EL SEÑOR Y LOS MILAGROS
Por: Javier Del Río Alba – Arzobispo de Arequipa
Concluimos el mes de octubre, el mes morado. Después de dos años en que las celebraciones en torno al Señor de los Milagros estuvieron restringidas por la pandemia, millones de peruanos han vuelto a participar en las tradicionales celebraciones litúrgicas y procesiones. No solamente en Lima, Arequipa y otras ciudades grandes del Perú, sino también en los más variados y pequeños pueblos de nuestra costa, sierra y selva, e incluso en numerosas ciudades de otros países y continentes, los fieles han ido a los templos y se han volcado a las calles para manifestar su devoción al Cristo de Pachacamilla. La mayoría lo ha hecho para expresarle su agradecimiento por los favores recibidos, pero un número no menos considerable lo ha hecho para pedirle alguna gracia. En todos los casos, han acudido a la venerada imagen movidos por la fe o por cierta creencia de que Dios puede hacer milagros, al menos el de consolarlos en sus aflicciones y hacerles la vida más llevadera. En síntesis, movidos por algo en su interior que les testifica que Dios no es ajeno ni se mantiene indiferente ante lo que nos sucede en este mundo.
Como nos enseña la Iglesia, los milagros son signos que Dios da para acreditar su existencia, cercanía y amor a los hombres. El Señor escucha el clamor de su pueblo, las oraciones de los fieles; conoce los sufrimientos, deseos y esperanzas que hay en el corazón de cada uno y actúa respondiendo a ellos. Pero, nos enseña también la Iglesia, los milagros no tienen sólo por finalidad aliviar en algo el sufrimiento humano, sino también, y esta es su finalidad última, que ante la evidencia de la existencia y el amor de Dios, brote la conversión en el corazón de los hombres, es decir el deseo profundo de amar a Dios sobre todas las cosas y, por tanto, ajustar su vida a la voluntad divina para, de esta manera, alcanzar la salvación. De hecho, los evangelios nos relatan que, en diversas ocasiones, después de curar a una persona que se lo pidió, Jesús le dice “tu fe te ha salvado”.

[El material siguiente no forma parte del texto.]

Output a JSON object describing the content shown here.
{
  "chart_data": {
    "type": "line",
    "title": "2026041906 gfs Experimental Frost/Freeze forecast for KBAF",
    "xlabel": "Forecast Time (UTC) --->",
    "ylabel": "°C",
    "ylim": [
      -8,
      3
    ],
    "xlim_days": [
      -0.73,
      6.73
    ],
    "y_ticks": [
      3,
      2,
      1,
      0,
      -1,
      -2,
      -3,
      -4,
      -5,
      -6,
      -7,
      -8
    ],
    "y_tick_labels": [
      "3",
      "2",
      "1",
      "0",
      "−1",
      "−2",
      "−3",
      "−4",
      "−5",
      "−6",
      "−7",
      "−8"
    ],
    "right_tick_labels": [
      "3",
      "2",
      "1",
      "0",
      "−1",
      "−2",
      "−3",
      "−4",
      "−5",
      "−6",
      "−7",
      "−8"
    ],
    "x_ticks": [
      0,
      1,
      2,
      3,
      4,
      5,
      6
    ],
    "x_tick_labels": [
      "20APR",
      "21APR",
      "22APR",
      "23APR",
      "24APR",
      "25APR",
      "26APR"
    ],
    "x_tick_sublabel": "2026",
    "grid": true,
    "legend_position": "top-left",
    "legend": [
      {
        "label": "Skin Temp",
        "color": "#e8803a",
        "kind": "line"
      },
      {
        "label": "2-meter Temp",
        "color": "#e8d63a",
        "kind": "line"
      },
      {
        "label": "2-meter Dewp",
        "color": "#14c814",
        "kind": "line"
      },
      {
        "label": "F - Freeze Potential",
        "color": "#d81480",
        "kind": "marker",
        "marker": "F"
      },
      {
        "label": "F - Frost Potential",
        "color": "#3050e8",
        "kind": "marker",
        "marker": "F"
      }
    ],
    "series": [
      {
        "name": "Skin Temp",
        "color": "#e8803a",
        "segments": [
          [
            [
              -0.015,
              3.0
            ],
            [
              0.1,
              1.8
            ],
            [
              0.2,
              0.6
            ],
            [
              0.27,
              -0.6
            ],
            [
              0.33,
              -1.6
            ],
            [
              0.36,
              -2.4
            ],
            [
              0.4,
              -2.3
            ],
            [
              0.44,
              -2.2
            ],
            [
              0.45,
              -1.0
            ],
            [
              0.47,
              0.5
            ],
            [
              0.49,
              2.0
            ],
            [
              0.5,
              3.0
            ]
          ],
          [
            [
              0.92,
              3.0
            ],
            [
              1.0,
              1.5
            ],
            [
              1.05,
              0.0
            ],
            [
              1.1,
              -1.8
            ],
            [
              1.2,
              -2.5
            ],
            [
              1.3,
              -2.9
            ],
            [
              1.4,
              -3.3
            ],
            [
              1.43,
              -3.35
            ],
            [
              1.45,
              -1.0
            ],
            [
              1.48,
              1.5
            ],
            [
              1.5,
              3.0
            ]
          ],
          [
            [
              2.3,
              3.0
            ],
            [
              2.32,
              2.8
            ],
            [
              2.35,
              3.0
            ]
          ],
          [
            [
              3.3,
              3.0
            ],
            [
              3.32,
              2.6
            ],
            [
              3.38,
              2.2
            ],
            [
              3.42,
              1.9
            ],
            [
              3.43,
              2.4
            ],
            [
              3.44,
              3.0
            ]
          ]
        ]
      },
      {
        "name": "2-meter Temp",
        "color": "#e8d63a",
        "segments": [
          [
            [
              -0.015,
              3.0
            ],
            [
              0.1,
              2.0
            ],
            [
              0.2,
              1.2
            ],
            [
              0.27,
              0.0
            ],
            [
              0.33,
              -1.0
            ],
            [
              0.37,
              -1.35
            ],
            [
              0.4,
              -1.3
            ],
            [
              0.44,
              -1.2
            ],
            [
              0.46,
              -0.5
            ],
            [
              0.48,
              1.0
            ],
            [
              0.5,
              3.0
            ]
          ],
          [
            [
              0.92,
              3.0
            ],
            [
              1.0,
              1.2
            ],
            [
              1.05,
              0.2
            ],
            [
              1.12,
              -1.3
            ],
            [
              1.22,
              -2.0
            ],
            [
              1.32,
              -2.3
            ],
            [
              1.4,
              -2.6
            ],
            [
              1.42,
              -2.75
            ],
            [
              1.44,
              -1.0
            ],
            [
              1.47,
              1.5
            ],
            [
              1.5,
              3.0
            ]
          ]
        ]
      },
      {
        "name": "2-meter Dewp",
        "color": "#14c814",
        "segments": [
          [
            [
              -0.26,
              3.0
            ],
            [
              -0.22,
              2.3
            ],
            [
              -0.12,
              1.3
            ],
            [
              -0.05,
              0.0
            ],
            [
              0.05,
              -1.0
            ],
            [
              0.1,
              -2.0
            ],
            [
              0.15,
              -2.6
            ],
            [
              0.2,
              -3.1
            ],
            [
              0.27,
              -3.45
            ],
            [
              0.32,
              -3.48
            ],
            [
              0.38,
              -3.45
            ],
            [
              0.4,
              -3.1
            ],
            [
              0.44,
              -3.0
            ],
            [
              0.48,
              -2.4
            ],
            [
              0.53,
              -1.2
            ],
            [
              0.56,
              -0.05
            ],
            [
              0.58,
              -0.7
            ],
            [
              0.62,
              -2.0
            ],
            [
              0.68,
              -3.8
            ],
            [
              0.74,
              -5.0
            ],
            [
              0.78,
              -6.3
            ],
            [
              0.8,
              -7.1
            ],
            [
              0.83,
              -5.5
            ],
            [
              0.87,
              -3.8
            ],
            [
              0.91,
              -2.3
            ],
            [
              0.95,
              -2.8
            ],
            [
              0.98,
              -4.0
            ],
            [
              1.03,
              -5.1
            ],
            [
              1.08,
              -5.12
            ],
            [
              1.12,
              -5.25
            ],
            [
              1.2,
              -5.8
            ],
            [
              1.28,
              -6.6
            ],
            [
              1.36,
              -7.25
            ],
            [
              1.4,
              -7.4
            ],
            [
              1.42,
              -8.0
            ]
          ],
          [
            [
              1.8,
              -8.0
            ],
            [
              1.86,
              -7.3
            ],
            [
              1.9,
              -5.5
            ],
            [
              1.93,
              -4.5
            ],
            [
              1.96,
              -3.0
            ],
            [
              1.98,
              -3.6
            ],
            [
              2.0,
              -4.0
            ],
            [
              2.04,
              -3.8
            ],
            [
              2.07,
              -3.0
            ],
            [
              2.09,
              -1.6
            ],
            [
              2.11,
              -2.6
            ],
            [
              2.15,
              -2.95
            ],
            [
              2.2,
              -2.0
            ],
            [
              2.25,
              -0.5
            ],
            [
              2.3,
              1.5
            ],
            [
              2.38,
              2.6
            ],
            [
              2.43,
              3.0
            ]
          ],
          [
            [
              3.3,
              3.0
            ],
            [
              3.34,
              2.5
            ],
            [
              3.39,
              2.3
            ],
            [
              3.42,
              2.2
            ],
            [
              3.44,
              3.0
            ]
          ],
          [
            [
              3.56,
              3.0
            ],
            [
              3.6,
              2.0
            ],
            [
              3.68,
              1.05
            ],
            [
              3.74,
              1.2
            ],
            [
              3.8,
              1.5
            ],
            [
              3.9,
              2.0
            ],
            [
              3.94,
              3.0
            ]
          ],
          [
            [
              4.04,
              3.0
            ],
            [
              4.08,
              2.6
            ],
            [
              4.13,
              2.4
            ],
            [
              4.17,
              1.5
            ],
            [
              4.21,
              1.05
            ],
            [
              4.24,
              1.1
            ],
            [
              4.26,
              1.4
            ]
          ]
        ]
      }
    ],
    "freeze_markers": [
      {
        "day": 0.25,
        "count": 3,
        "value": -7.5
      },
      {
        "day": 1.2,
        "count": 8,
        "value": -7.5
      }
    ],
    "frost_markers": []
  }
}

Santo Tomás de Aquino define la devoción cristiana como «la prontitud de la voluntad para entregarse a las cosas que miran al servicio divino» (ST II-II, q.82.a.1). Resulta pertinente, por tanto, que al terminar el mes morado cada devoto del Señor de los Milagros se pregunte cómo va su relación con Dios. Hemos participado en diversos actos de culto en honor al Cristo moreno, algunos han llevado el hábito morado o algún distintivo durante todo el mes, muchos le han pedido que les conceda ciertas gracias, favores o milagros que les ayuden a superar alguna dificultad o enfermedad. Hemos dado signos externos, podríamos llamarlos signos rituales, de nuestra devoción, pero…¿toda esa devoción ha cambiado en algo nuestro corazón o sigue igual que antes de empezar el mes? Nos hemos conmovido contemplando la imagen de Jesús crucificado por amor a nosotros…pero ¿ha sido sólo una emoción del momento o la experiencia de su amor misericordioso ha hecho que brote en nosotros el firme deseo de amarle sobre todas las cosas y amar al prójimo como Él nos ama? Si aún no tenemos ese amor, ese deseo de santidad, podemos todavía pedírselo al Señor porque, aunque termine el mes morado, Él sigue haciendo milagros todo el año.